In Europe the failure to meet emissions standards could be leading to the deaths of 11,500 people every year, the new report by the University of York and the International Council on Clean Transportation .
Between 2008 and 2015 Volkswagen rigged diesel cars so they could pass stringent environmental tests while emitting dangerous levels of pollution. But until now it was unclear if other car companies had fitted similar ‘defeat devices.’

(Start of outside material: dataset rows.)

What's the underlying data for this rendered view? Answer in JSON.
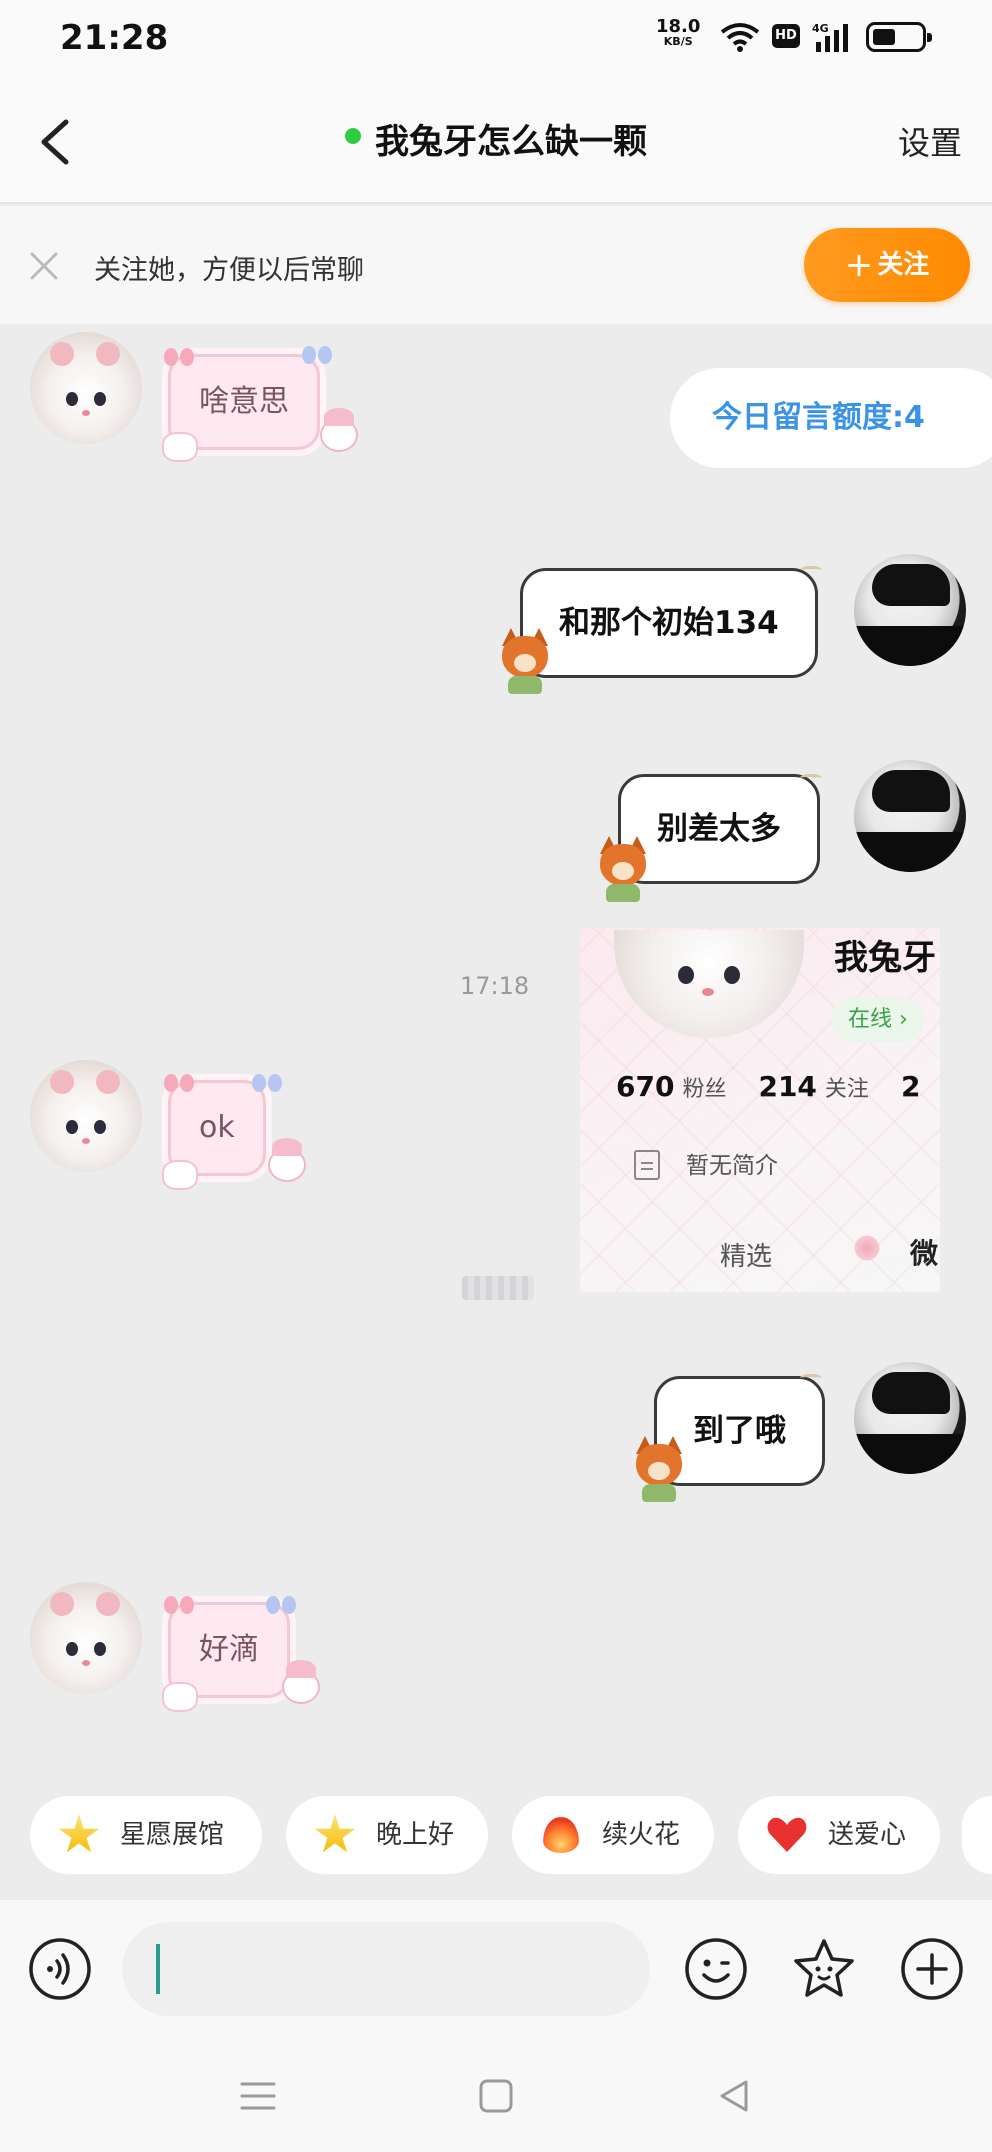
{
  "status_bar": {
    "time": "21:28",
    "net_speed": "18.0",
    "net_speed_unit": "KB/S",
    "hd_label": "HD",
    "network_type": "4G"
  },
  "header": {
    "title": "我兔牙怎么缺一颗",
    "settings_label": "设置",
    "online": true
  },
  "follow_banner": {
    "text": "关注她，方便以后常聊",
    "button_label": "关注",
    "button_color": "#ff9a1f"
  },
  "quota_label": "今日留言额度:4",
  "messages": [
    {
      "side": "in",
      "text": "啥意思"
    },
    {
      "side": "out",
      "text": "和那个初始134"
    },
    {
      "side": "out",
      "text": "别差太多"
    },
    {
      "side": "in",
      "text": "ok"
    },
    {
      "side": "out",
      "text": "到了哦"
    },
    {
      "side": "in",
      "text": "好滴"
    }
  ],
  "timestamp": "17:18",
  "profile_card": {
    "name": "我兔牙",
    "online_label": "在线 ›",
    "fans_count": "670",
    "fans_label": "粉丝",
    "following_count": "214",
    "following_label": "关注",
    "third_count": "2",
    "bio": "暂无简介",
    "tab_featured": "精选",
    "tab_partial": "微"
  },
  "quick_actions": [
    {
      "label": "星愿展馆",
      "icon": "star-icon"
    },
    {
      "label": "晚上好",
      "icon": "star-icon"
    },
    {
      "label": "续火花",
      "icon": "flame-icon"
    },
    {
      "label": "送爱心",
      "icon": "heart-icon"
    }
  ],
  "input": {
    "value": "",
    "placeholder": ""
  },
  "colors": {
    "accent_orange": "#ff8a00",
    "online_green": "#2ecc40",
    "quota_blue": "#3a93e6"
  }
}
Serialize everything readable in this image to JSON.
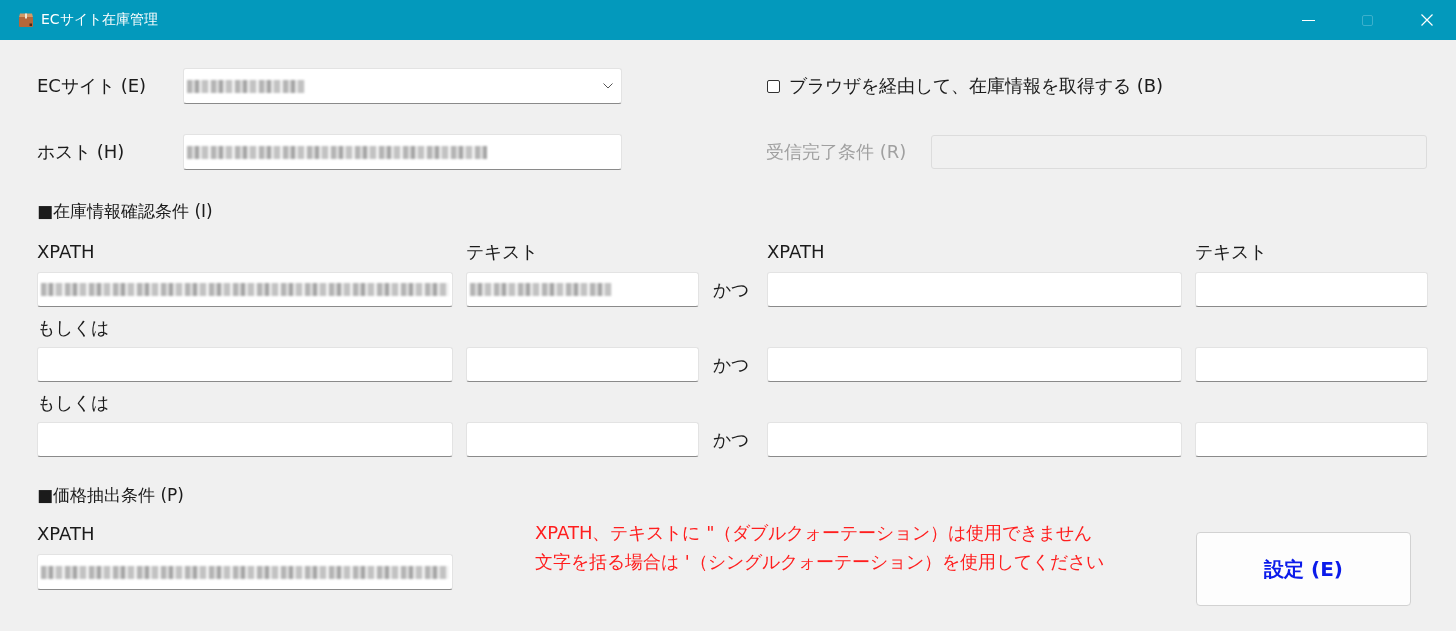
{
  "window": {
    "title": "ECサイト在庫管理",
    "controls": [
      {
        "kind": "minimize",
        "disabled": false
      },
      {
        "kind": "maximize",
        "disabled": true
      },
      {
        "kind": "close",
        "disabled": false
      }
    ]
  },
  "site": {
    "label": "ECサイト (E)",
    "redacted": true
  },
  "browser_option": {
    "label": "ブラウザを経由して、在庫情報を取得する (B)",
    "checked": false
  },
  "host": {
    "label": "ホスト (H)",
    "redacted": true
  },
  "receive_condition": {
    "label": "受信完了条件 (R)",
    "disabled": true
  },
  "stock_section": {
    "title": "■在庫情報確認条件 (I)",
    "columns": [
      "XPATH",
      "テキスト",
      "XPATH",
      "テキスト"
    ],
    "rows": [
      {
        "cells": [
          {
            "redacted": true
          },
          {
            "redacted": true
          },
          {
            "redacted": false
          },
          {
            "redacted": false
          }
        ],
        "joiner": "かつ"
      },
      {
        "label": "もしくは",
        "cells": [
          {
            "redacted": false
          },
          {
            "redacted": false
          },
          {
            "redacted": false
          },
          {
            "redacted": false
          }
        ],
        "joiner": "かつ"
      },
      {
        "label": "もしくは",
        "cells": [
          {
            "redacted": false
          },
          {
            "redacted": false
          },
          {
            "redacted": false
          },
          {
            "redacted": false
          }
        ],
        "joiner": "かつ"
      }
    ]
  },
  "price_section": {
    "title": "■価格抽出条件 (P)",
    "xpath_label": "XPATH",
    "xpath": {
      "redacted": true
    }
  },
  "notice": [
    "XPATH、テキストに \"（ダブルクォーテーション）は使用できません",
    "文字を括る場合は '（シングルクォーテーション）を使用してください"
  ],
  "submit_button": "設定 (E)"
}
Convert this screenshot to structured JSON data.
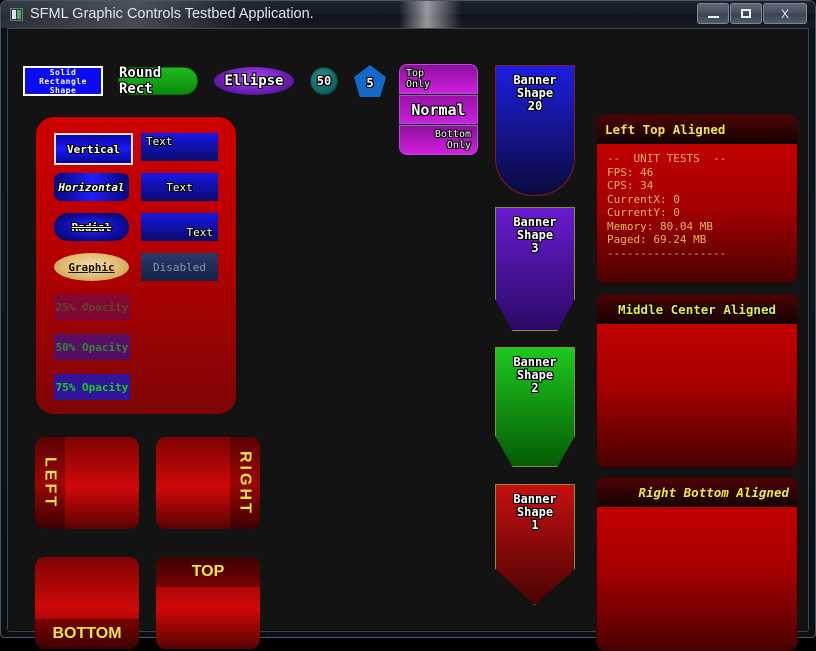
{
  "window": {
    "title": "SFML Graphic Controls Testbed Application.",
    "minimize_label": "Minimize",
    "maximize_label": "Maximize",
    "close_label": "X"
  },
  "shapes": {
    "solid_rect": "Solid\nRectangle\nShape",
    "round_rect": "Round Rect",
    "ellipse": "Ellipse",
    "circle": "50",
    "pentagon": "5"
  },
  "multipanel": {
    "top": "Top\nOnly",
    "middle": "Normal",
    "bottom": "Bottom\nOnly"
  },
  "gradient_buttons": [
    {
      "label": "Vertical"
    },
    {
      "label": "Horizontal"
    },
    {
      "label": "Radial"
    },
    {
      "label": "Graphic"
    }
  ],
  "text_buttons": [
    {
      "label": "Text"
    },
    {
      "label": "Text"
    },
    {
      "label": "Text"
    },
    {
      "label": "Disabled"
    }
  ],
  "opacity_buttons": [
    {
      "label": "25% Opacity"
    },
    {
      "label": "50% Opacity"
    },
    {
      "label": "75% Opacity"
    }
  ],
  "banners": [
    {
      "label": "Banner\nShape\n20"
    },
    {
      "label": "Banner\nShape\n3"
    },
    {
      "label": "Banner\nShape\n2"
    },
    {
      "label": "Banner\nShape\n1"
    }
  ],
  "panels": [
    {
      "title": "Left Top Aligned",
      "body": "--  UNIT TESTS  --\nFPS: 46\nCPS: 34\nCurrentX: 0\nCurrentY: 0\nMemory: 80.04 MB\nPaged: 69.24 MB\n------------------"
    },
    {
      "title": "Middle Center Aligned",
      "body": ""
    },
    {
      "title": "Right Bottom Aligned",
      "body": ""
    }
  ],
  "align_boxes": [
    {
      "label": "LEFT"
    },
    {
      "label": "RIGHT"
    },
    {
      "label": "BOTTOM"
    },
    {
      "label": "TOP"
    }
  ],
  "colors": {
    "desktop": "#000000",
    "client_bg": "#131313",
    "panel_red": "#cf0000",
    "accent_yellow": "#e8e84a",
    "info_text": "#e8b45a",
    "blue": "#1a1aff",
    "green": "#16d016",
    "purple": "#c91fd8"
  }
}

The new research concluded that diesels are emitting far more nitrogen oxides than they should for reasons which could range from ‘engine calibration to equipment failure, inadequate maintenance, tampering by vehicle owners, the deliberate use of defeat devices, or simply deficient certification test procedures.’
Professor Roy Harrison FRS, Professor of Environmental Health, University of Birmingham, said: “This is a rigorous study which highlights the serious consequences which have resulted directly from the irresponsible actions of the motor manufacturers in producing vehicles which meet regulatory requirements under test conditions, but emit far higher pollutant levels during on-road use.
“The study may well underestimate the full consequences for public health as it quantifies only the effects of particulate matter and ozone formed in the atmosphere as a result of excess nitrogen oxides emissions, but not the direct effects of the oxides of nitrogen themselves.”
Nitrogen oxide is a key contributor to outdoor air pollution. Long-term exposure to these pollutants is linked to a range of adverse health outcomes, including disability and reduced life expectancy due to stroke, heart disease, chronic obstructive pulmonary disease, and lung cancer.
The government is currently planning an incentive scheme to allow diesel owners to scrap their cars for cash, if they are older models and registered at an address where air pollution is already at dangerous levels. The High Court recently ruled that the Department for the Environment must produce a plan to tackle air pollution in British cities which regularly breach safe air levels.
For the new diesel report, researchers analysed data from 30 studies of vehicle emissions under real-world driving conditions around the world.
They found that vehicles emitted 13.2 million tons of nitrogen oxide under real-world driving conditions, which is 4.6 million tons more than the 8.6 million tons expected under official laboratory tests.
Josh Miller, researcher at the International Council on Clean Transportation (ICCT), said: “For light-duty vehicles, such as passenger cars, trucks, and vans, the European Union produced nearly 70 per cent of the excess diesel nitrogen oxide emissions.”
At a global level, the study estimates that the impact of all real-world diesel nitrogen oxide emissions will grow to 183,600 early deaths in 2040, unless something is done to reduce it.
The research was published in the journal Nature.